Il 14 luglio la docente di Storia dell’Arte Elisabetta Doniselli accompagnerà il pubblico nell’incontro “L’opera d’arte come un libro”, offrendo una lettura dell’arte come linguaggio ricco di simboli, significati e messaggi da interpretare.
Il 21 luglio sarà invece dedicato alla riflessione religiosa e sociologica con Padre Giovanni Dal Piaz, priore dell’Eremo San Giorgio di Bardolino e sociologo della religione, che proporrà l’incontro “Diversi volti del credere oggi”, affrontando il tema della fede nella società contemporanea.

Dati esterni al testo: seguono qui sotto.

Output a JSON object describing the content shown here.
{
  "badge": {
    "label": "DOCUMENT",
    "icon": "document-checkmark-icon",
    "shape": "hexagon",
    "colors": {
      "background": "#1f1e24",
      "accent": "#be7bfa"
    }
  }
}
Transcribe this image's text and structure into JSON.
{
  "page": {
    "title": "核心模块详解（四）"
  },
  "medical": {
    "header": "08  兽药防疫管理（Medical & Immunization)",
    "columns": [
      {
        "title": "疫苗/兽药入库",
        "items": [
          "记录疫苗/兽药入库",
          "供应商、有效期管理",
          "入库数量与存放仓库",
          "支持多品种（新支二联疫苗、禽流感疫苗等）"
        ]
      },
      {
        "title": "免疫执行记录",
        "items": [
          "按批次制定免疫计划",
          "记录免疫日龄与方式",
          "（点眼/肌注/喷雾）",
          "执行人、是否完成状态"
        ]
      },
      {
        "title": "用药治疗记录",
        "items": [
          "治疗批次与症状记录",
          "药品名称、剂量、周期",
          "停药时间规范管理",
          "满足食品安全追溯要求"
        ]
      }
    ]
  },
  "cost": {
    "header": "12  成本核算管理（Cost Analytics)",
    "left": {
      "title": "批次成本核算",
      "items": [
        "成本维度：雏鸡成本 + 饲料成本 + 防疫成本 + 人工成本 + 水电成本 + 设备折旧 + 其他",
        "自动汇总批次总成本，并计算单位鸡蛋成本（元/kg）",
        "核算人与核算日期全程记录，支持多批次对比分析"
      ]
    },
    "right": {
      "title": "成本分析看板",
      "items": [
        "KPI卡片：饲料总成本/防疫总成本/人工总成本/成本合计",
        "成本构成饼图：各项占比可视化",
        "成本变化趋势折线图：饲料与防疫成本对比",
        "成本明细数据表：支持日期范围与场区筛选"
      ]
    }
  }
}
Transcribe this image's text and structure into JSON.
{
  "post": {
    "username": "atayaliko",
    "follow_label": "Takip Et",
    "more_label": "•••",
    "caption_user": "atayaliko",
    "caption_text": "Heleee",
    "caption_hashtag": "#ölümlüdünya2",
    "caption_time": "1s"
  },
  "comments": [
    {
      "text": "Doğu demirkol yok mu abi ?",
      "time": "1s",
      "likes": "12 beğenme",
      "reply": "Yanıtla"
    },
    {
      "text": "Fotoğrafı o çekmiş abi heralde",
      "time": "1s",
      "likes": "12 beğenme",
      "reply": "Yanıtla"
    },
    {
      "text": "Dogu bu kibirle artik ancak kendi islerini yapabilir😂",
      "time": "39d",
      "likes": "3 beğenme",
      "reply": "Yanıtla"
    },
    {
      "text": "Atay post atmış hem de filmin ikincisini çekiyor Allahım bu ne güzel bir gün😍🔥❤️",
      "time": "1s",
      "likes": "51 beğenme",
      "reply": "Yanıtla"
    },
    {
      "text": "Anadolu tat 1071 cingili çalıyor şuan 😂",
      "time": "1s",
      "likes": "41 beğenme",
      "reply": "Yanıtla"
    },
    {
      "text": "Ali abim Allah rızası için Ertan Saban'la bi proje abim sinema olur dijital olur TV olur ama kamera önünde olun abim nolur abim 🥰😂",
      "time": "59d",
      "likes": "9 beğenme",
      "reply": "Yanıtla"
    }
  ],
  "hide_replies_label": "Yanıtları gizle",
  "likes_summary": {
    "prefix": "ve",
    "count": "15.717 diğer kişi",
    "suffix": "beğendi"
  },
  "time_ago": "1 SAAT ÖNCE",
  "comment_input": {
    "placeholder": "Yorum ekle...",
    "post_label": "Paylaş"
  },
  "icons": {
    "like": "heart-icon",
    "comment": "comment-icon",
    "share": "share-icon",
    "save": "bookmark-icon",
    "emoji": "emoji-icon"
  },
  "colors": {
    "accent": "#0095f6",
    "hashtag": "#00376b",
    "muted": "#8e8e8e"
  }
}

Il 28 luglio il focus si sposterà sull’attualità internazionale con il docente dell’Università di Trento Matteo Cosulich, che analizzerà “La Santa Sede nella crisi del diritto internazionale”, offrendo spunti di riflessione su uno dei temi più delicati del panorama geopolitico odierno.
La rassegna si concluderà il 4 agosto con Padre Modesto Sartori, frate francescano ed ex Ministro Provinciale dell’Ordine Cappuccino, protagonista dell’incontro “Francesco, ripara la mia Chiesa”, dedicato alla figura di San Francesco e all’attualità del suo messaggio.
La proposta conferma la volontà della comunità della Pieve di Santa Maria Assunta di fare della storica chiesa di Condino non soltanto un luogo di culto, ma anche uno spazio privilegiato di incontro, cultura e dialogo, capace di unire spiritualità, arte e approfondimento civile.
L’invito è rivolto a tutta la popolazione e agli appassionati provenienti anche dalle valli vicine, per condividere cinque serate all’insegna della conoscenza e della partecipazione.